A Collection of Chess Wisdom-Why Didn’t Somebody Tell Me These Things?

6 03 2011

Part 3

 Don’t eat a heavy meal before playing. Keep your energy level up by snacking on healthy items like fruit or fruit juice. Avoid junk food or anything with too much sugar.

If you blunder, don’t immediately resign, and don’t play as if you’re going to lose. Fight on as if the fate of the world depends on it. Quite often after you make a blunder, your opponent will relax and let his guard down, and then make an even bigger blunder himself. If you blunder, take a few minutes to compose yourself and get your head back into the game. Instead of playing aimlessly, as if the game is hopelessly lost, take a few minutes to evaluate the position and figure out a strategy to maximize your chances. Present your opponent with as many problems and difficulties as possible, and make him earn the win. There’s always a best course of action, even when lost. Make sure you find it.

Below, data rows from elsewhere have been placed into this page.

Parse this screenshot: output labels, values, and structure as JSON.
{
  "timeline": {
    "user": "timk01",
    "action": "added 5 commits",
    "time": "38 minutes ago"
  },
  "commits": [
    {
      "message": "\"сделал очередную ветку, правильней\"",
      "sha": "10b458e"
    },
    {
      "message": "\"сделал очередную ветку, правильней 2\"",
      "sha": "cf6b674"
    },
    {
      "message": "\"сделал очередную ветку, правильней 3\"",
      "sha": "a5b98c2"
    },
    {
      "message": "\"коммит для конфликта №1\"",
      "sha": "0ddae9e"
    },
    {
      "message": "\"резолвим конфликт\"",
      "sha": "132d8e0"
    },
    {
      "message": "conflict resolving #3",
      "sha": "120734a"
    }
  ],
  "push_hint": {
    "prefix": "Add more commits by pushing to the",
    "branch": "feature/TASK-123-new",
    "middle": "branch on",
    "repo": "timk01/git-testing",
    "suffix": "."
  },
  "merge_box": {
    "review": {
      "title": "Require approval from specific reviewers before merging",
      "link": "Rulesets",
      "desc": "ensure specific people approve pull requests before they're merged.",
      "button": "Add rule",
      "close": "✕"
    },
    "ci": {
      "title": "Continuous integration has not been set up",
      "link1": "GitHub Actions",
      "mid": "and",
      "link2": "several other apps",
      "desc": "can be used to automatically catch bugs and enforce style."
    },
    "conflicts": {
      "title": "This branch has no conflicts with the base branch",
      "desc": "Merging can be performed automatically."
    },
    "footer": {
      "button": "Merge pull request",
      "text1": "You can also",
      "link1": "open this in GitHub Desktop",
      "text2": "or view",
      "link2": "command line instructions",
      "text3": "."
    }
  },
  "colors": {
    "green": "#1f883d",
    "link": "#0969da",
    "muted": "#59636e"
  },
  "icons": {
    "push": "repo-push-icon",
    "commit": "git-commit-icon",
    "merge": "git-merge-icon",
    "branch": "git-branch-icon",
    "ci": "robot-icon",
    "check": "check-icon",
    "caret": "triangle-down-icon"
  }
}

Expect to win, whenever the opportunity arises – opening, middle game, or endgame. Remember that checkmate is the goal.

To find the best moves, and avoid becoming intimidated or overconfident, play the position on the board, not the opponent.

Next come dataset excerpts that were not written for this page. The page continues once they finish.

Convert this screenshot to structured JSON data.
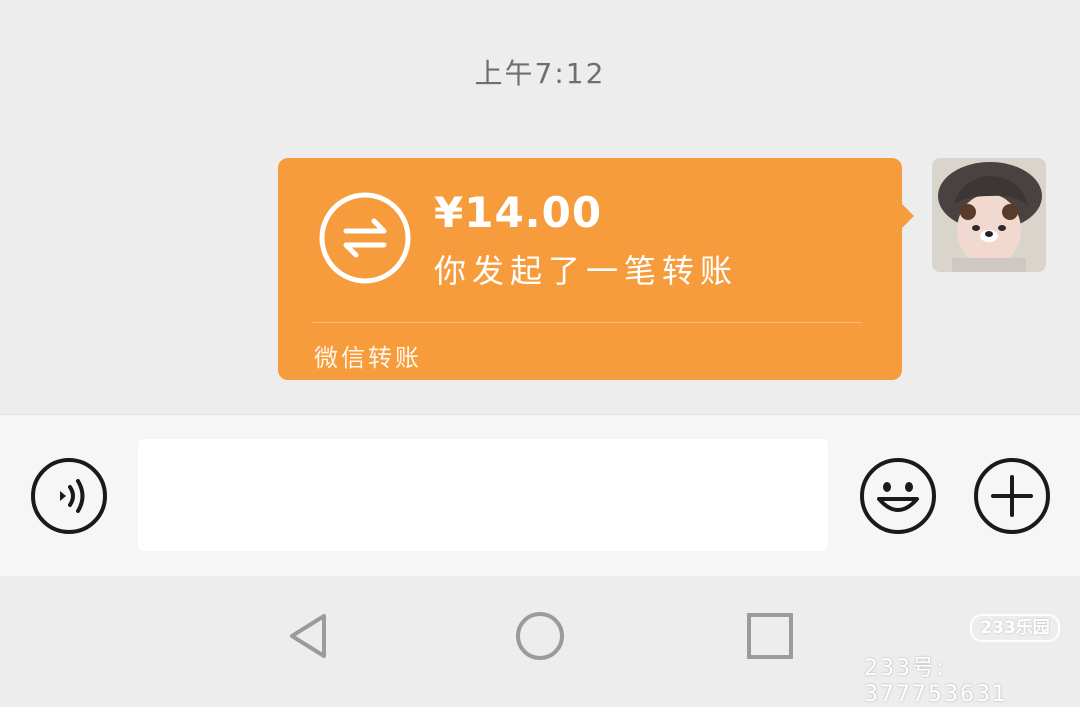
{
  "chat": {
    "timestamp": "上午7:12",
    "transfer": {
      "amount": "¥14.00",
      "description": "你发起了一笔转账",
      "footer": "微信转账",
      "card_color": "#f79c3d"
    },
    "avatar_icon": "user-avatar"
  },
  "input_bar": {
    "voice_icon": "voice-input-icon",
    "message_placeholder": "",
    "emoji_icon": "emoji-icon",
    "more_icon": "plus-icon"
  },
  "nav": {
    "back_icon": "back-triangle-icon",
    "home_icon": "home-circle-icon",
    "recent_icon": "recent-square-icon"
  },
  "watermark": {
    "badge": "233乐园",
    "text": "233号: 377753631"
  }
}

Stay calm, relaxed, and focused during each game. Tension and panic destroy logical thought.

When even or ahead, play hard. When behind, play harder.

Use time wisely. Think and plan on your opponent’s time during the game. Avoid time trouble. When in time trouble, try to think and play calmly.

Do not relax and become overconfident and careless when ahead. Apply the “killer instinct” throughout the game.

Keep the normal value of the pieces in mind (queen=9, rook=5, bishop=3+, knight=3, and pawn=1), but remember that these values vary according to the position, mobility, and potential of the pieces. Whether attacking or defending, count the number and consider the values of both attackers and defenders on a target piece, pawn or square before exchanging or occupying, to insure against losing material.

Chess is not Solitaire. Sound chess begins with respect for your opponent’s ideas, moves, threats, plans and ability.

Determine the purpose of each move by your opponent. Ask yourself, “What is the THREAT?” and “What has CHANGED in the position?” after each of your opponent’s moves. Concentrate on offense and attacking, but recognize and answer all threats.

To win a game of chess, you must first not lose it. Avoid mistakes, such as leaving pieces en prise (unguarded) or exposing your king. Before each of your moves, ask yourself, “DOES THIS MOVE IMPROVE MY POSITION?” and “IS THIS MOVE SAFE?” Avoiding mistakes is the beginning of improvement in chess. THINK before you move!